There will be no shortage of minutes for Bradley with Toronto. There is even an argument that he will be in better shape for the World Cup, as he will have some time off to recuperate from the first half of the year in Italy, before starting play with Toronto. With the rest, he will start the MLS season fresh and be in mid-season form and fitness for Brazil, rather than the tournament coming at the end of a grueling season.
The financial incentive is incredible for an American player. Roma sold Bradley to Toronto for $10M USD, the third largest sum to ever be paid for an American player. His annual wage will put him among the league’s top earners, salary wise, at what is rumored to be about $6.5M a year. He was making a little under $1M a year at AS Roma, so the pay raise is going to be quite appreciated in the Bradley household.
The move can help turn around the fortunes of Toronto FC, which has been struggling to find quality play since its inception in the league. Along with Bradley, veteran England and Tottenham Hotspur striker Jermain Defoe is also moving to Toronto. The two will immediately become the faces of the franchise, some of the most popular names in the league, and will reward some of the most faithful and consistently disappointed fans in the league.
It is a win-win situation for Toronto and Major League Soccer, but it’s a ticking time bomb for the U.S. National Team and American soccer. Now, with the three best American players playing in MLS, in Bradley, Dempsey, and Landon Donovan, there will be increased scrutiny paid to our still developing domestic league, and the performances of those three players in Brazil, especially with Dempsey moving from Tottenham to MLS last summer, and Bradley moving from Roma to MLS this week, will, for better or worse, greatly influence international and domestic opinion on the league.
Already, there is a heavy Euro-snob contingent among American soccer circles, where fans believe that any soccer league in Europe is superior to its American counterpart. The fuel has been added to the fire of that debate by endless flame wars currently going on around the American soccer blogosphere with MLS defenders and critics using Bradley as the latest catalyst for the seemingly endless argument: Does MLS suck, or is MLS good?
The reality of the situation is that MLS is less than two decades old. It isn’t up to par with the world’s best leagues. But it’s closing the gap, and moves like Michael Bradley and Clint Dempsey help that gap get smaller. One day, if the salary cap is lifted allowing team owners to financially compete with teams across the globe, the league will be counted among the world’s best. Until then, we have come to a potential tipping point, where a good performance in Brazil by a team led by MLS-based players will act as a shot in the arm for the league, a massive PR stimulus that boosts the league’s credibility around the world.

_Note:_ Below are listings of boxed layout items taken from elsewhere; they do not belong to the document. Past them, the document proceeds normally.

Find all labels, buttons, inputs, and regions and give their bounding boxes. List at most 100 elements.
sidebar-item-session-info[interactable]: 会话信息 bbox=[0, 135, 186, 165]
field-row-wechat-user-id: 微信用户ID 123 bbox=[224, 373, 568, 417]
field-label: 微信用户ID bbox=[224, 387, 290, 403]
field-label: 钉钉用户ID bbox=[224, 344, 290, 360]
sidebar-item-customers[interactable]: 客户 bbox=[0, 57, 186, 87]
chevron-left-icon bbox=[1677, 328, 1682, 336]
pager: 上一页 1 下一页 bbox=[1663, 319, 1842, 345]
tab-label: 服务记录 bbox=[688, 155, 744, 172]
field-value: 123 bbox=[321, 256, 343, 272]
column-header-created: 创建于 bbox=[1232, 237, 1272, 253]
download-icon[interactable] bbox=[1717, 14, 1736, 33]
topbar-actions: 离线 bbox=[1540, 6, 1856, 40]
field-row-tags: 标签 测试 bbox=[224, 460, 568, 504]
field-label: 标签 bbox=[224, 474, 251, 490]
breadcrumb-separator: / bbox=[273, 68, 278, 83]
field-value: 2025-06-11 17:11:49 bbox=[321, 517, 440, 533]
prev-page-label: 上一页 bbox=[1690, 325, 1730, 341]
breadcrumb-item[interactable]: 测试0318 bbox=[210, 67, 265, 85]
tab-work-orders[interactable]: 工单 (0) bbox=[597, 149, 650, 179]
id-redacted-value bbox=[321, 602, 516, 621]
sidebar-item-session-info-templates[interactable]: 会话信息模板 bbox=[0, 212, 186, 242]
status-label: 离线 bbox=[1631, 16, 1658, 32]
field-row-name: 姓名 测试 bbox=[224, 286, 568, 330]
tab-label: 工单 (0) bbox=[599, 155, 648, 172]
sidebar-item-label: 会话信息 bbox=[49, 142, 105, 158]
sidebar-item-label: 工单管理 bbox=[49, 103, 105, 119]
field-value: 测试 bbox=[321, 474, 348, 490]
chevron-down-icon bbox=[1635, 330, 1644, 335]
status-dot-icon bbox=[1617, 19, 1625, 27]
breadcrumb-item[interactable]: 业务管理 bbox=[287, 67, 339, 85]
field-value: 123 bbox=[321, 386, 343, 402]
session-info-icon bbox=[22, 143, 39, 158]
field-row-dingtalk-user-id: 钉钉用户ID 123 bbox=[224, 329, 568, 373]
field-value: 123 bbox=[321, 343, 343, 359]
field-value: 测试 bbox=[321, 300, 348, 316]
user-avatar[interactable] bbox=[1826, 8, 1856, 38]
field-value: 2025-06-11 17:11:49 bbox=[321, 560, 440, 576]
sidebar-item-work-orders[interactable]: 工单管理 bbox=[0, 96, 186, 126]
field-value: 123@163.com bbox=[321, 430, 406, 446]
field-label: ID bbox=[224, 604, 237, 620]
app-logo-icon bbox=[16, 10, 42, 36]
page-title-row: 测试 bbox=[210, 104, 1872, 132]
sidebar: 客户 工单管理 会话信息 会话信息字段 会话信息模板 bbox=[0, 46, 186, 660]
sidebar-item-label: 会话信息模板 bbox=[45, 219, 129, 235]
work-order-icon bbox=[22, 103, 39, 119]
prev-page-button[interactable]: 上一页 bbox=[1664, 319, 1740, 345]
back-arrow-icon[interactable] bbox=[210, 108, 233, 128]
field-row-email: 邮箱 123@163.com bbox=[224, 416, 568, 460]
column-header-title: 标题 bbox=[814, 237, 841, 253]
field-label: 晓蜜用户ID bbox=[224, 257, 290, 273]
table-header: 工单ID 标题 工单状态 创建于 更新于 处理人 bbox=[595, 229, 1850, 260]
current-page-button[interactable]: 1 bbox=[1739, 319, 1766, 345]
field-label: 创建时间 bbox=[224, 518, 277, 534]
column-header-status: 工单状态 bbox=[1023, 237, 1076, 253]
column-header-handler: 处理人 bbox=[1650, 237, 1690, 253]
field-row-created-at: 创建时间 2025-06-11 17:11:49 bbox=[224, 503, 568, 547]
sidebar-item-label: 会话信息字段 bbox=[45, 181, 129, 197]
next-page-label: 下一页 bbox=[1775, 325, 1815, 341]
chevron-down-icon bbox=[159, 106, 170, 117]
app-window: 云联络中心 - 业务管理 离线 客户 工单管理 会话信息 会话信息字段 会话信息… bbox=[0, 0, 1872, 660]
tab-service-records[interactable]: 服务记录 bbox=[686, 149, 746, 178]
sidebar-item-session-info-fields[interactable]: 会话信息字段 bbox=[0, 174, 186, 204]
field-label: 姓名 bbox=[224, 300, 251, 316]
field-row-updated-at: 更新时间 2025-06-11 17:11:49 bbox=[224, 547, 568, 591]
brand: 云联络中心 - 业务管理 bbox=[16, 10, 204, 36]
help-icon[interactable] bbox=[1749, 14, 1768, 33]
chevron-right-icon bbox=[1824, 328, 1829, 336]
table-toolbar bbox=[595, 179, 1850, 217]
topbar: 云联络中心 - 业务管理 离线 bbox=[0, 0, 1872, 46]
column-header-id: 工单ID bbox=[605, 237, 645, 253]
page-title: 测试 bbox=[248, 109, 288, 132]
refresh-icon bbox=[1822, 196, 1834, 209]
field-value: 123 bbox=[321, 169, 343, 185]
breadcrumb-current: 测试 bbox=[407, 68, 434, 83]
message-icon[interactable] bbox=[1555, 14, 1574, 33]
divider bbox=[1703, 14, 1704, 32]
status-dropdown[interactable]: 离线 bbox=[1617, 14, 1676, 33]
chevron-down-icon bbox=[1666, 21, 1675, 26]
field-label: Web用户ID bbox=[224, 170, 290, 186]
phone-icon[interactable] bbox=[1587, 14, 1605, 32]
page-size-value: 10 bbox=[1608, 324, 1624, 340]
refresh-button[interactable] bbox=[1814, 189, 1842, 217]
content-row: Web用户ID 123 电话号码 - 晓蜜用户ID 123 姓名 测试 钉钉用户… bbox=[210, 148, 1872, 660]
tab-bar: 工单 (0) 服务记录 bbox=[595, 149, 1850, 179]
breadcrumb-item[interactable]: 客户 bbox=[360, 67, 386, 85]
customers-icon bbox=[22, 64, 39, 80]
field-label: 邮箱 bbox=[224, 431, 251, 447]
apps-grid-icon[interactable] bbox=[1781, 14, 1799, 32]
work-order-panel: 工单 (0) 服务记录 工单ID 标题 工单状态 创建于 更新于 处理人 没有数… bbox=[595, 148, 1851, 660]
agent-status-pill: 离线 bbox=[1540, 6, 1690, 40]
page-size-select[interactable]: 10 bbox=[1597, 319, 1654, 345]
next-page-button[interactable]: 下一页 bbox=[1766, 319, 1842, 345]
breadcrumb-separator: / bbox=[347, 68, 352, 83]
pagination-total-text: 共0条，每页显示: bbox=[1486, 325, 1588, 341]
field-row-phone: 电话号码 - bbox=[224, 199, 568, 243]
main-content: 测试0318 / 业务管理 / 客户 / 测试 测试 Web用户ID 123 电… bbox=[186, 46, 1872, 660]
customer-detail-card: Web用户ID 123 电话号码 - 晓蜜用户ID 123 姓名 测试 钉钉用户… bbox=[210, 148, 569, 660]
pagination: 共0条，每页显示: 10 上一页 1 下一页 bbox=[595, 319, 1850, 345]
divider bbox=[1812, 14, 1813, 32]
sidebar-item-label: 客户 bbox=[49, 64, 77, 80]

On the flipside, a poor performance will serve as a “See, I told you so,” moment for its detractors, and could potentially harm the league’s image as a slow, but steadily growing destination for players around the world. With the harm that could come from that, it could also harm the domestic game in general, as quality of play in the league could potentially drop, interest in the game could fade from the fair-weather fans, TV deals would be less desirable, advertising in general may slump, and the league may enter a sort of recession. Unfortunately, the odds are stacked against a good performance, considering the U.S. team’s opponents in the group stage: Germany, Ghana, and Portugal. If a poor performance ensues, it stands to reason that the critiques that will flood forth will argue that we lost because our best players were not playing in the best leagues.
In that regard, this can almost be seen as a make-it or break-it situation for American soccer. In reality, the league and the game are too resilient to break over one tournament, but it can certainly see short term harm caused by it. And unfortunately, the odds are stacked against us right now.